Hamdiye Okudan’ın Şerife’nin Öyküsü isimli öyküsü Yazı Dükkanı Akademisi 1. Ulusal Öykü Yarışma’sında YDA026 kodu ile yarışmıştı.
Şerife’yi kaçırmıştı Mehmet. Aşıktı Hatipoğlu’nun kızı Şerife’ye. Babasının sevgili kızı Şerife köyün alımlı kızlarındandı. Babası iyi yetiştirmişti, kültürlüydü diğer kızlara göre. Becerikliydi. Her iş gelirdi elinden.
Şerife’nin çevresinde az gezmemişti Mehmet. Her akşam üzeri harman yerine gramofonu kurar, ona aşk şarkıları, yanık ezgiler dinletirdi. Oysa nişanlıydı Şerife, hem de yedi yıldır. Ama bir sebepten nişanı bozdu babası. Yedi yıllık nişanlısından ayrılmak kolay değildi Şerife için ama babasını çok sever ve sayardı, karşı koyamadı.
Mehmet’in ilgisi, şarkıları ona bir avunma sebebi olmuştu. Zamanla gönlü Mehmet’e akmaya başladı. Şerife’nin nişanlısından ayrılması Mehmet için umut ve fırsat olmuştu, Mehmet bu fırsattan yararlandı ve Şerife’yi kaçırdı, evlendiler. İlk yıllar doyumsuz bir aşk yaşadılar.

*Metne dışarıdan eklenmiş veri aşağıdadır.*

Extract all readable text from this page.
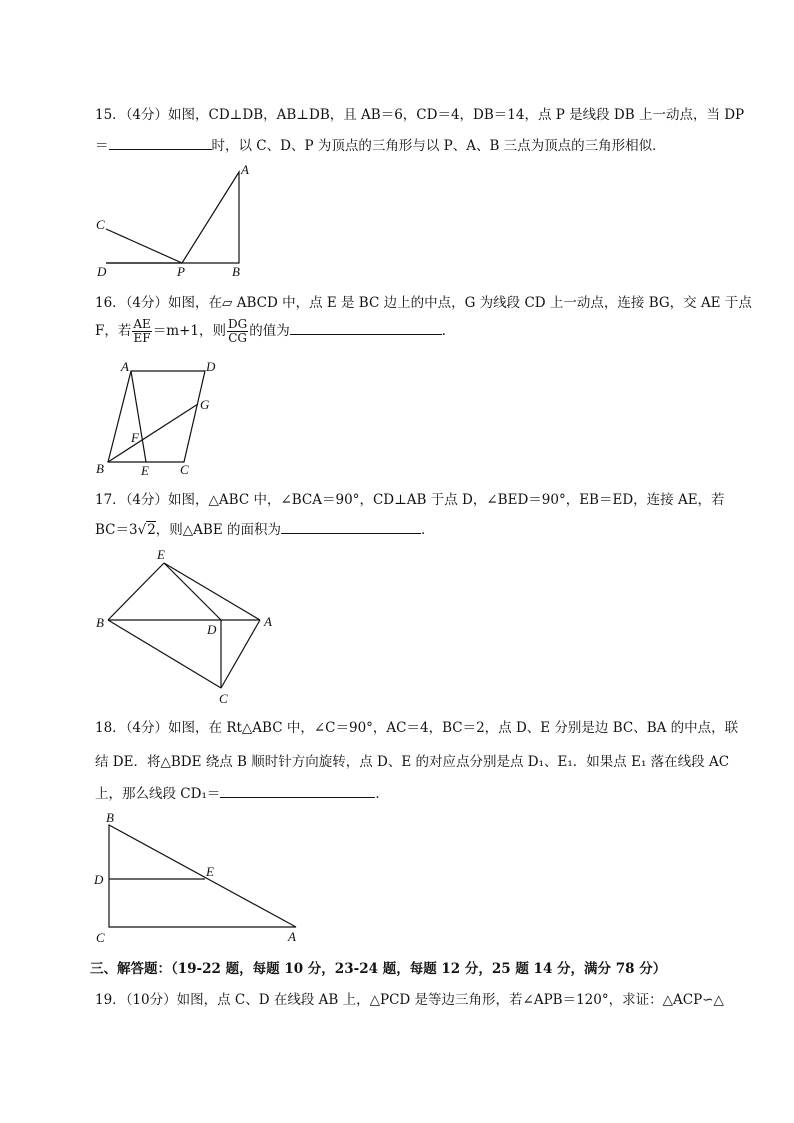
15．（4分）如图，CD⊥DB，AB⊥DB，且 AB＝6，CD＝4，DB＝14，点 P 是线段 DB 上一动点，当 DP
＝	时，以 C、D、P 为顶点的三角形与以 P、A、B 三点为顶点的三角形相似．
A
C
D	P	B
16．（4分）如图，在▱ ABCD 中，点 E 是 BC 边上的中点，G 为线段 CD 上一动点，连接 BG，交 AE 于点
F，若 $\frac{AE}{EF} =m+1$，则 $\frac{DG}{CG}$ 的值为	．
A	D
G
F
B	E C
17．（4分）如图，△ABC 中，∠BCA＝90°，CD⊥AB 于点 D，∠BED＝90°，EB＝ED，连接 AE，若
BC＝3√2，则△ABE 的面积为	．
E
B	D
A
C
18．（4分）如图，在 Rt△ABC 中，∠C＝90°，AC＝4，BC＝2，点 D、E 分别是边 BC、BA 的中点，联
结 DE．将△BDE 绕点 B 顺时针方向旋转，点 D、E 的对应点分别是点 D₁、E₁．如果点 E₁ 落在线段 AC
上，那么线段 CD₁＝	．
B
D
E
C	A
三、解答题：（19-22 题，每题 10 分，23-24 题，每题 12 分，25 题 14 分，满分 78 分）
19．（10分）如图，点 C、D 在线段 AB 上，△PCD 是等边三角形，若∠APB＝120°，求证：△ACP∽△
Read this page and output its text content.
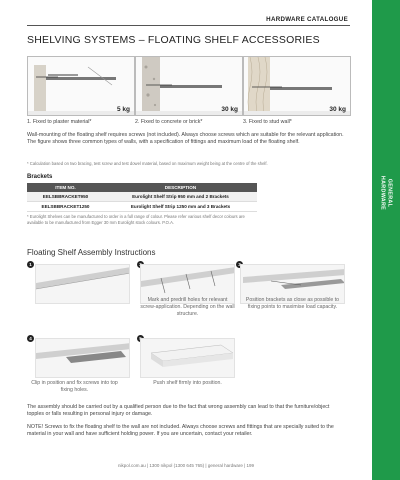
HARDWARE CATALOGUE
GENERAL
HARDWARE
SHELVING SYSTEMS – FLOATING SHELF ACCESSORIES
5 kg
1. Fixed to plaster material*
30 kg
2. Fixed to concrete or brick*
30 kg
3. Fixed to stud wall*
Wall-mounting of the floating shelf requires screws (not included). Always choose screws which are suitable for the relevant application. The figure shows three common types of walls, with a specification of fittings and maximum load of the floating shelf.
* Calculation based on two bracing, test screw and test dowel material, based on maximum weight being at the centre of the shelf.
Brackets
ITEM NO.	DESCRIPTION
EELSBBRACKET950	Eurolight Shelf Strip 950 mm and 2 Brackets
EELSBBRACKET1250	Eurolight Shelf Strip 1250 mm and 3 Brackets
* Eurolight Shelves can be manufactured to order in a full range of colour. Please refer various shelf decor colours are available to be manufactured from Egger 30 mm Eurolight stock colours. P.O.A.
Floating Shelf Assembly Instructions
1
Mark and predrill holes for relevant screw-application. Depending on the wall structure.
Position brackets as close as possible to fixing points to maximise load capacity.
4
Clip in position and fix screws into top fixing holes.
Push shelf firmly into position.
The assembly should be carried out by a qualified person due to the fact that wrong assembly can lead to that the furniture/object topples or falls resulting in personal injury or damage.
NOTE! Screws to fix the floating shelf to the wall are not included. Always choose screws and fittings that are specially suited to the material in your wall and have sufficient holding power. If you are uncertain, contact your retailer.
nikpol.com.au | 1300 nikpol (1300 645 765) | general hardware | 199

Yakışıklıydı Mehmet. Capcanlıydı Şerife. Mutluydular. Akıp geçti yıllar..
Kente yakın küçük bir köyde yaşıyorlardı. Dört çocuğu oldu Mehmet’le Şerife’nin, iki kız, iki oğlan. İşler çoğaldı, geçim iyiden iyiye zorlaşmaya başladı gün günden. Mehmet çalışmayı sevmezdi ezelden. Var yok dinlemez, giyinir kuşanır gezerdi. Çapkınlığa da başlamıştı ufaktan. Giyinip gezer, hava atardı sağda solda. Zamanla işi büsbütün Şerife’nin üstüne yıktı. Götürmeye çalışıyordu Şerife, taşımaya çalışıyordu sırtına yüklenen ağır yükü. Güçlüydü, becerikliydi, ama yetmiyordu işte. Evde yedi kişilik bir aileyi geçindirmek kolay değildi.
İkinci Cihan Savaşı yıllarıydı. Ülke az bir zaman önce Kurtuluş sSavaşı’nı yaşamıştı. Yoksul düşmüştü. Cumhuriyet kurulmuş, bir bir devrimler gerçekleştirilmeye başlamıştı. Ülkenin, milletin yaralarının kısa zamanda onarılması, her alanda kalkınması gerekiyordu. Öyle de oldu. Halk bir yandan yoksullukla baş etmeye çalışıyor, diğer yandan heyecanla yeniliklere ayak uydurmaya çabalıyor, yeni kimliğine doğru büyük adımlarla ilerliyordu.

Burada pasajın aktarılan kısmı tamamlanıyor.